Replace ‘government’ with ‘corporate’ and the conclusions still hold. I think your piece would be more effective as a “wolf in sheep’s clothing” in this way. I use ‘wolf’ very tongue-in-cheek here, because I believe Austrian economics is the best explanation. It’s more like, positive meme injection. Put the medicine in a capsule that won’t be immediately rejected.

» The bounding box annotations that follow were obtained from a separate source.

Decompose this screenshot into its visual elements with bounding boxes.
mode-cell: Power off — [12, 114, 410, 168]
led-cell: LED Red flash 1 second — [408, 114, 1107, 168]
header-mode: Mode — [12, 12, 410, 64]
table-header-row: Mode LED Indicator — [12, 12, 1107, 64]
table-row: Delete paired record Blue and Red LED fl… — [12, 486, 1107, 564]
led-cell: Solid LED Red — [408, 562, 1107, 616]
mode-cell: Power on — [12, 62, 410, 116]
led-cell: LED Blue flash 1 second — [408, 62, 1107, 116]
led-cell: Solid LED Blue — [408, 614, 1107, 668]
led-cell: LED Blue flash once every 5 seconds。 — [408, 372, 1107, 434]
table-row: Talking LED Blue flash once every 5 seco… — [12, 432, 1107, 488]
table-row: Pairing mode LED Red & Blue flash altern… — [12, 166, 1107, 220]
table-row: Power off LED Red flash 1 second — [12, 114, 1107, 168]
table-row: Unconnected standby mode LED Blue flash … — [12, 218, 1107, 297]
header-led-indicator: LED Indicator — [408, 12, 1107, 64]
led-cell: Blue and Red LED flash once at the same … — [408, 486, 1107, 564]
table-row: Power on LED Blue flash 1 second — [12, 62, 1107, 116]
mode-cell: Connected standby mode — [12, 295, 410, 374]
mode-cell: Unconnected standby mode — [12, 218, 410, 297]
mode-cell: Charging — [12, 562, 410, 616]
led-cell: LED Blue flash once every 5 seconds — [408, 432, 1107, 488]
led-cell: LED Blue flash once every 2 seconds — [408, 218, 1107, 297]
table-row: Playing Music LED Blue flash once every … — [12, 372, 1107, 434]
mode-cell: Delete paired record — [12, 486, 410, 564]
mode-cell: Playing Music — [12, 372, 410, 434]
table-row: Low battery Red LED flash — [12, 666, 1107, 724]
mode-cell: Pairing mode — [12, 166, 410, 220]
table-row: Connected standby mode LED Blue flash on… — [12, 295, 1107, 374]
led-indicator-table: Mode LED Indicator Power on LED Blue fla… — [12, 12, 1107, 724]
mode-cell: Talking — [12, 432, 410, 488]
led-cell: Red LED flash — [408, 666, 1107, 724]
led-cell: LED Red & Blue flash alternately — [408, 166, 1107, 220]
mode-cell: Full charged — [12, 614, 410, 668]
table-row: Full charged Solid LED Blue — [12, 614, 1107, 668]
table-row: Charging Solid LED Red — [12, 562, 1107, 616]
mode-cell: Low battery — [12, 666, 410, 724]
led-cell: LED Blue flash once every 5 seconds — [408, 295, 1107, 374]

And it’s also just about intellectual honesty. Hold only principles sacred. Don’t pick winners.
I totally understand what he is saying, but I must confess that it doesn’t sound nearly as compelling to me to say, “Corporate officials routinely lie” as to say “Government officials routinely lie.”
Don’t get me wrong, I understand that on any given day, there are corporate officials who are lying to the public. But by the same token, on any given day there are dentists and high school principals who are lying to the public. So when we say “such-and-such routinely lie” I think it implies something stronger, that it is part of their job description as it were.
What do you guys think? Is this just showing my bias as a corporate shill (or as an anti-government zealot)?